La question du mentorat, par exemple, pourrait favoriser des débuts de carrière plus sereins. Or, s’il est déjà imposé aux directions d’accompagner les jeunes enseignants "c’est un accompagnement très léger qui se limite à présenter les locaux, par exemple", remarque Sandrine Lothaire. En d’autres termes, si certaines écoles font figure de pilote, d’autres restent réticentes.

Autre piste, proposer aux jeunes de se faire leurs armes en bénéficiant d’une année scolaire complète, en remplacement d’un enseignant chevronné. "Pendant une moitié d’année, on pourrait suggérer aux chevronnés d’endosser les remplacements pour se frotter à d’autres réalités – cela pourrait être considéré comme de la formation continue. Et pendant l’autre moitié, on pourrait proposer des formations de plus longue durée." Mais là encore, la proposition n’a pas encore convaincu.

Attirer les nouvelles recrues

Terminons toutefois par une note positive : la réforme de la formation initiale des enseignants a pour vocation d’améliorer le cursus des enseignants. Aux yeux de Sandrine Lothaire, cette réforme "prend tout son sens", au vu des différents constats évoqués ci-dessus.

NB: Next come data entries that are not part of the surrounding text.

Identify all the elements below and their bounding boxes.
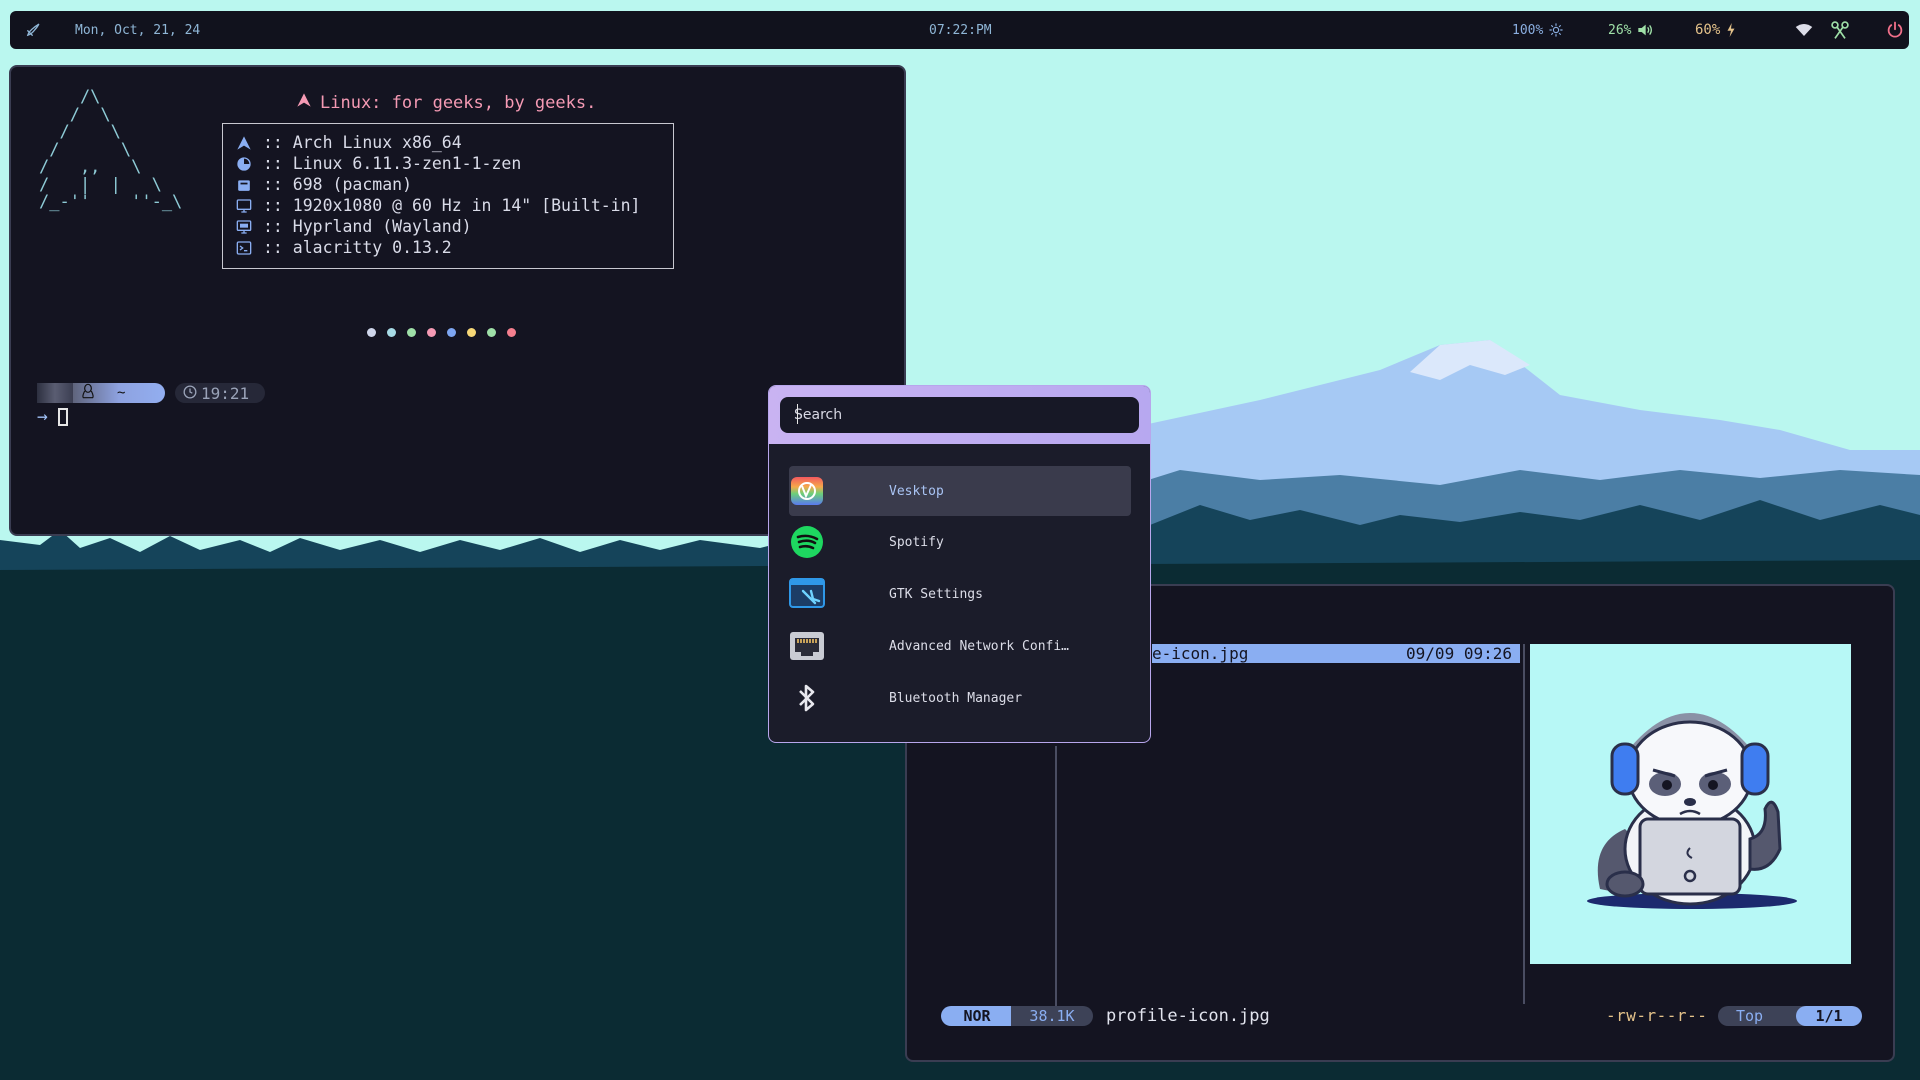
sun-icon (1549, 23, 1564, 37)
palette-dot (487, 328, 496, 337)
palette-dot (427, 328, 436, 337)
pane-divider (1523, 644, 1525, 1004)
text-caret (797, 404, 798, 424)
file-permissions: -rw-r--r-- (1606, 1005, 1707, 1027)
status-bar: NOR 38.1K profile-icon.jpg -rw-r--r-- To… (941, 1005, 1862, 1027)
date-label: Mon, Oct, 21, 24 (75, 22, 201, 38)
launcher-item-label: GTK Settings (889, 586, 983, 602)
launcher-item-vesktop[interactable]: Vesktop (789, 466, 1131, 516)
bolt-icon (1726, 23, 1736, 37)
info-display: :: 1920x1080 @ 60 Hz in 14" [Built-in] (235, 195, 641, 216)
palette-dot (507, 328, 516, 337)
file-size: 38.1K (1011, 1006, 1093, 1026)
prompt-time-segment: 19:21 (175, 383, 265, 403)
package-icon (235, 176, 253, 194)
arch-ascii-logo: /\ / \ / \ / \ / ,, \ / | | \ /_-'' ''-_… (39, 87, 183, 212)
clock-label: 07:22:PM (929, 22, 992, 38)
shell-prompt: ~ 19:21 (37, 383, 265, 403)
launcher-item-label: Advanced Network Confi… (889, 638, 1070, 654)
battery-indicator[interactable]: 60% (1695, 11, 1736, 49)
spotify-icon (789, 524, 825, 560)
launcher-item-gtk-settings[interactable]: GTK Settings (789, 569, 1131, 619)
info-packages: :: 698 (pacman) (235, 174, 412, 195)
selected-file-date: 09/09 09:26 (1406, 644, 1512, 663)
tagline: Linux: for geeks, by geeks. (296, 92, 596, 113)
volume-indicator[interactable]: 26% (1608, 11, 1653, 49)
info-terminal: :: alacritty 0.13.2 (235, 237, 452, 258)
info-packages-text: :: 698 (pacman) (263, 175, 413, 194)
launcher-button[interactable] (24, 11, 42, 49)
info-wm-text: :: Hyprland (Wayland) (263, 217, 472, 236)
launcher-item-bluetooth[interactable]: Bluetooth Manager (789, 673, 1131, 723)
panda-illustration (1587, 713, 1797, 909)
tagline-text: Linux: for geeks, by geeks. (320, 92, 597, 113)
bluetooth-icon (789, 680, 825, 716)
pane-divider (1055, 746, 1057, 1008)
battery-value: 60% (1695, 22, 1721, 38)
launcher-item-spotify[interactable]: Spotify (789, 517, 1131, 567)
info-display-text: :: 1920x1080 @ 60 Hz in 14" [Built-in] (263, 196, 641, 215)
info-wm: :: Hyprland (Wayland) (235, 216, 472, 237)
wifi-icon (1795, 23, 1813, 37)
palette-dot (447, 328, 456, 337)
top-bar: Mon, Oct, 21, 24 07:22:PM 100% 26% 60% (10, 11, 1909, 49)
arch-logo-icon (235, 134, 253, 152)
scroll-position-label: Top (1718, 1006, 1808, 1026)
prompt-arrow: → (37, 406, 48, 427)
speaker-icon (1637, 23, 1653, 37)
info-os-text: :: Arch Linux x86_64 (263, 133, 462, 152)
color-palette (367, 328, 516, 337)
volume-value: 26% (1608, 22, 1632, 38)
rocket-icon (24, 21, 42, 39)
search-input[interactable] (780, 397, 1139, 433)
palette-dot (367, 328, 376, 337)
palette-dot (407, 328, 416, 337)
terminal-icon (235, 239, 253, 257)
info-os: :: Arch Linux x86_64 (235, 132, 462, 153)
selected-file-row[interactable]: e-icon.jpg 09/09 09:26 (1152, 644, 1520, 663)
info-kernel: :: Linux 6.11.3-zen1-1-zen (235, 153, 521, 174)
prompt-gradient (37, 383, 73, 403)
brightness-value: 100% (1512, 22, 1544, 38)
brightness-indicator[interactable]: 100% (1512, 11, 1564, 49)
app-launcher: Vesktop Spotify GTK Settings Advanced Ne… (768, 385, 1151, 743)
palette-dot (467, 328, 476, 337)
launcher-item-label: Vesktop (889, 483, 944, 499)
permissions-text: -rw-r--r-- (1606, 1006, 1708, 1025)
file-position: 1/1 (1796, 1006, 1862, 1026)
text-cursor (57, 407, 68, 426)
gtk-settings-icon (789, 576, 825, 612)
prompt-time: 19:21 (201, 383, 250, 403)
info-kernel-text: :: Linux 6.11.3-zen1-1-zen (263, 154, 522, 173)
selected-file-name: e-icon.jpg (1152, 644, 1249, 663)
image-preview (1530, 644, 1851, 964)
power-icon (1886, 21, 1904, 39)
launcher-item-network[interactable]: Advanced Network Confi… (789, 621, 1131, 671)
scissors-icon (1830, 20, 1850, 40)
system-info-box: :: Arch Linux x86_64 :: Linux 6.11.3-zen… (222, 123, 674, 269)
arch-logo-icon (296, 92, 312, 113)
network-icon (789, 628, 825, 664)
launcher-item-label: Spotify (889, 534, 944, 550)
prompt-dir: ~ (117, 385, 126, 401)
mode-badge: NOR (941, 1006, 1013, 1026)
current-filename: profile-icon.jpg (1106, 1006, 1270, 1026)
tux-icon (81, 383, 95, 403)
wifi-indicator[interactable] (1795, 11, 1813, 49)
palette-dot (387, 328, 396, 337)
prompt-user-segment: ~ (73, 383, 165, 403)
kernel-icon (235, 155, 253, 173)
desktop-icon (235, 218, 253, 236)
utility-button[interactable] (1830, 11, 1850, 49)
monitor-icon (235, 197, 253, 215)
launcher-item-label: Bluetooth Manager (889, 690, 1023, 706)
vesktop-icon (789, 473, 825, 509)
info-terminal-text: :: alacritty 0.13.2 (263, 238, 452, 257)
command-line[interactable]: → (37, 406, 68, 427)
power-button[interactable] (1886, 11, 1904, 49)
clock-icon (183, 384, 197, 403)
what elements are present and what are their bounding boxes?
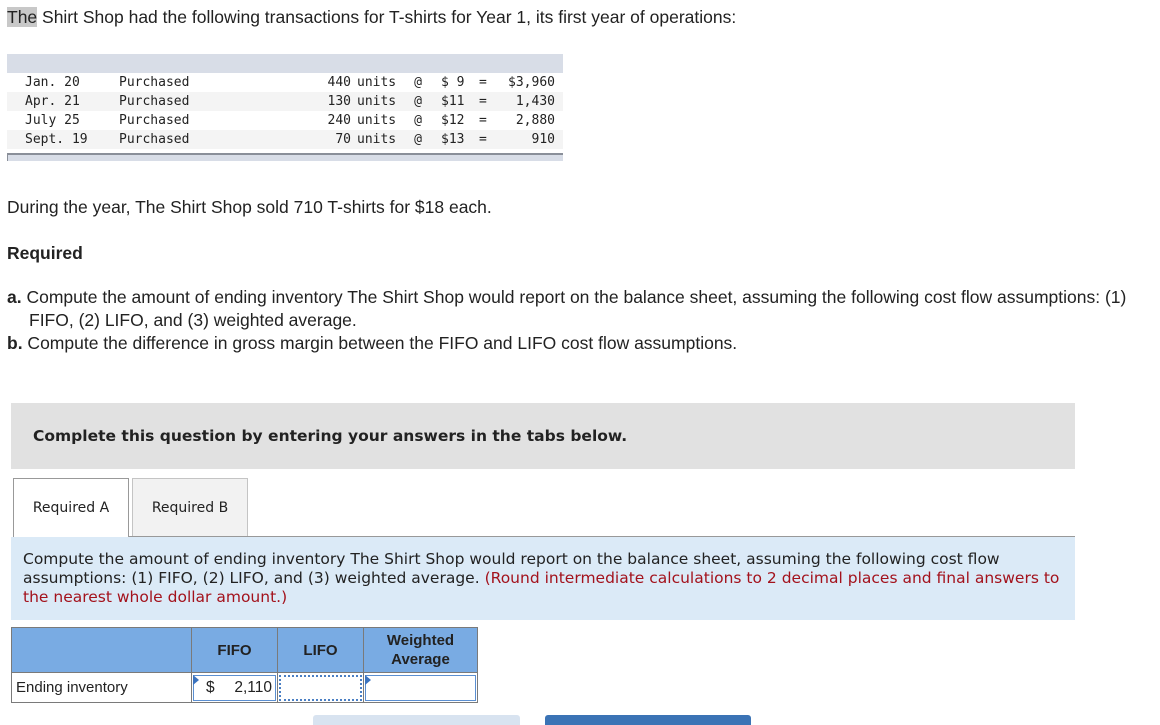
transaction-date: Apr. 21: [25, 94, 80, 109]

D’autant plus que, "quand on interroge les enseignants, ils sont unanimes : ils n’ont pas été assez formés à l’ensemble des facettes du métier d’enseignant", ajoute-t-elle. "Les cours qui seront ajoutés seront vraiment dans l’objectif de lier théorie et pratique pour les armer davantage", ajoute-t-elle.

Et il est grand temps, car le taux de sortie des jeunes enseignants serait en partie responsable de la pénurie du secteur. "Cette pénurie tient plus aux taux de sortie des jeunes ayant intégré le métier qu’à un manque de diplômés pédagogiques. Sans ces départs, ce ne serait pas aisé de pourvoir tous les postes, mais la pénurie serait moins marquée", conclut-elle.

Si cette grève témoigne d’un le ras-le-bol du secteur, elle montre donc bien l’importance des nouvelles recrues. "On va avoir besoin d’attirer la main d’oeuvre nouvelle qui est prête à frapper à la porte de l’enseignement pour soutenir les équipes", conclut Marc Zune.